Une inspiration pour la nouvelle génération

Dans le championnat de France, Romain est un joueur à part. La plupart de ses coéquipiers n’ont pas pensé à l’après. Ce projet est pour lui un espace où il récupère et garde les pieds sur terre : “Mon entreprise, c’est ce qui me libère la tête le soir. Je devenais fou à penser qu’au volley. Quand mes collèges étaient vraiment mentalement fatigués, moi, j’étais en forme et j’étais toujours autant motivé toute l’année sur le plan sportif. J’ai essayé de transmettre cet état d’esprit à des jeunes mais je ne sais pas si ça les inspire. En fait, en vrai, c’est tellement simple. Nous, on fait du sport, on est rémunérés. Tu ne penses pas à ton après carrière. Tu es tellement dans un confort de vie exceptionnel que tu ne penses à rien. Tu es logé, tu es nourri, tu as un salaire alors que tu as 18 ans. Tu ne penses pas à l’après. Les mecs, ils arrêtent les études, ils vivent et c’est tout.”
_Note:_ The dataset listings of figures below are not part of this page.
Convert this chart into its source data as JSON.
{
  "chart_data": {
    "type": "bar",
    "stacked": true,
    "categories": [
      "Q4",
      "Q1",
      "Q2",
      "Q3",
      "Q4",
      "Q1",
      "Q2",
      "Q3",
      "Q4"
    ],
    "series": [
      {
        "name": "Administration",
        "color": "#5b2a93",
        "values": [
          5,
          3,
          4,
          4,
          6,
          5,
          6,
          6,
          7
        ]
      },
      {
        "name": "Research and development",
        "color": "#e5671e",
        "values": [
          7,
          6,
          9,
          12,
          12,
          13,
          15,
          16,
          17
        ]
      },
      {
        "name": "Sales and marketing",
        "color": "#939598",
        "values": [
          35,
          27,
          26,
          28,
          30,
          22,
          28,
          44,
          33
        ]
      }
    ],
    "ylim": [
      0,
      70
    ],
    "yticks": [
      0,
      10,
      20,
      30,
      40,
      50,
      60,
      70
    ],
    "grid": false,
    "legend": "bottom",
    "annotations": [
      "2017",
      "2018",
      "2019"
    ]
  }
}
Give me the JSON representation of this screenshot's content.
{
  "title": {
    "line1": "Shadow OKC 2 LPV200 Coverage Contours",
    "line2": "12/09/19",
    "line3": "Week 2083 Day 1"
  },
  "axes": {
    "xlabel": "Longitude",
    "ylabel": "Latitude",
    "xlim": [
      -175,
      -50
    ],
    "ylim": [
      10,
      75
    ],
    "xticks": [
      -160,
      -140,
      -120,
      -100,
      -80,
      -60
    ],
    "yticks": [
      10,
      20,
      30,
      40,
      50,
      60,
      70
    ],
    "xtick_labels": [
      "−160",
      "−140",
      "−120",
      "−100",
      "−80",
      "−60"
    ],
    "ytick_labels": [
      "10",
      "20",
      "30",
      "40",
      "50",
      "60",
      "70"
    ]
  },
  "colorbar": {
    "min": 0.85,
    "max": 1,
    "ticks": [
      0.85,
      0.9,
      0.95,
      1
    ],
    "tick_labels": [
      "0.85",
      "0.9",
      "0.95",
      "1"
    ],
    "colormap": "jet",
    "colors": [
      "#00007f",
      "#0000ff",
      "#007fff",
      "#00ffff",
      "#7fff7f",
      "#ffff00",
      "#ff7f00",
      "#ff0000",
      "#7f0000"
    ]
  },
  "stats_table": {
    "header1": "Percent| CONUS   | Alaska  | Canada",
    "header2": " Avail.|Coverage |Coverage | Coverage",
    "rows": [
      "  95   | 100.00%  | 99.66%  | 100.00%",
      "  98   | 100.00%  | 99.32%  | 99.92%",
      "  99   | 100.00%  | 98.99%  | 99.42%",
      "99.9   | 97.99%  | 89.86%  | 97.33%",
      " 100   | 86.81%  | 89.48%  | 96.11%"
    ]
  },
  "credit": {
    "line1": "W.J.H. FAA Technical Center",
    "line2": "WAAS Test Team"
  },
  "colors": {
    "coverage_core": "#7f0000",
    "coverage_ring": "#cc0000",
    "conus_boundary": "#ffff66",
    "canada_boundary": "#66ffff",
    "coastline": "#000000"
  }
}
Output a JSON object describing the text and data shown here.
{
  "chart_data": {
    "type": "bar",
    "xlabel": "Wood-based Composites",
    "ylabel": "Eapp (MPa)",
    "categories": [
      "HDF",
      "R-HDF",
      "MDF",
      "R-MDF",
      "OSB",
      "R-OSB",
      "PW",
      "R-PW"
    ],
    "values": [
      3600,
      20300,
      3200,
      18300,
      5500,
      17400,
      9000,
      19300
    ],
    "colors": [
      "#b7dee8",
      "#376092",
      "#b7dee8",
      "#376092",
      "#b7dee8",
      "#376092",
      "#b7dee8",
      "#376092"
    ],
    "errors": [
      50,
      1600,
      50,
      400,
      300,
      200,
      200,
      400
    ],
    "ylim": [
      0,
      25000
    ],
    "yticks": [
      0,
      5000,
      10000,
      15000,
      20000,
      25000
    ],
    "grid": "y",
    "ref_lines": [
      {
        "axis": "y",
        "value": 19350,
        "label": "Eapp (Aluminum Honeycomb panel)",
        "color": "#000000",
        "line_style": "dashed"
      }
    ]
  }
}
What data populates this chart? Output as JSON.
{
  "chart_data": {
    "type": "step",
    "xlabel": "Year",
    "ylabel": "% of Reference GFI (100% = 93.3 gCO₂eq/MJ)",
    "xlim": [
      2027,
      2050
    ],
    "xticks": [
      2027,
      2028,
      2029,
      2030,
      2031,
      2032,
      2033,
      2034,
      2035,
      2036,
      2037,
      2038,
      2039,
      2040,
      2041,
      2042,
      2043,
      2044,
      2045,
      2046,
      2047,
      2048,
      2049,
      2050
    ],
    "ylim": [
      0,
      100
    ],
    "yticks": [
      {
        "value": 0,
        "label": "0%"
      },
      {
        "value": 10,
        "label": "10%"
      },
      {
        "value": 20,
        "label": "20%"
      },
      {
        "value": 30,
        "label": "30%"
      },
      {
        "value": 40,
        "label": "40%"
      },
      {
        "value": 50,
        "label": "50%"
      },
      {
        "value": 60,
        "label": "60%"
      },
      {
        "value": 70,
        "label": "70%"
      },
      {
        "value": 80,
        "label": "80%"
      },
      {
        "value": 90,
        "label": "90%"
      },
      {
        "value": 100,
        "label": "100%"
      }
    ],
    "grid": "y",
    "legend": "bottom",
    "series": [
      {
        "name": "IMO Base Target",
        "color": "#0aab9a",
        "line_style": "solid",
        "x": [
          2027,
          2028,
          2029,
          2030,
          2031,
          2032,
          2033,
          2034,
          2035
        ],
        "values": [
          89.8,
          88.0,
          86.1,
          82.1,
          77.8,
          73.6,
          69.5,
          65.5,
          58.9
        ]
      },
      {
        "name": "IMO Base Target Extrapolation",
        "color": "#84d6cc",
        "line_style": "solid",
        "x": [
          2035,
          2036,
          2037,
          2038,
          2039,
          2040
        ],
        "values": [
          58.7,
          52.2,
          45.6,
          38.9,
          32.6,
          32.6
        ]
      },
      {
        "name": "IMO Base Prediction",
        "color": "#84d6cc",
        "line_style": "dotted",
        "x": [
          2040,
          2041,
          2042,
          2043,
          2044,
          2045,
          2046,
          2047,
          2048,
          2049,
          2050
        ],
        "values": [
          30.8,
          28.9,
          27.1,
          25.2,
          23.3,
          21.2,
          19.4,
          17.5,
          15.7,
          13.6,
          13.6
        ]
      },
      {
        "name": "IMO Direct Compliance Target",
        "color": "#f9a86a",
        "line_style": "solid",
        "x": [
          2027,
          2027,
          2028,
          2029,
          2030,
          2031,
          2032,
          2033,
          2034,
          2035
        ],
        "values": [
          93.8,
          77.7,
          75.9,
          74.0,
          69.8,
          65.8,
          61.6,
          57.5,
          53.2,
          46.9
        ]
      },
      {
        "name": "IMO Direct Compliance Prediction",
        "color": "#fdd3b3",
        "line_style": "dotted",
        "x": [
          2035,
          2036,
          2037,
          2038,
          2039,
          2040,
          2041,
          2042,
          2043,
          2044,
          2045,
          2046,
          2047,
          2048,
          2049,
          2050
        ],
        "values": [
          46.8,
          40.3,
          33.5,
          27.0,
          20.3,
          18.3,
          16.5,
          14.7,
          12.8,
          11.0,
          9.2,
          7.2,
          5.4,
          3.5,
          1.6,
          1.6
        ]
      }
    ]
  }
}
Ce fils d’ancien joueur pro aime les défis. Le premier est toujours de performer au plus haut niveau. “Ma famille m’a encouragé mais ils avaient peur que je mélange un peu tout. Je veux revenir en Ligue A, j’ai choisi volontairement de partir pour poursuivre ma progression. Je me vois jouer jusqu’à 35 ans mais on ne sait pas ce qui peut se passer, une blessure peut tout arrêter.” Discret sur son parcours, il aimerait aujourd’hui alerter et inspirer les joueurs de demain.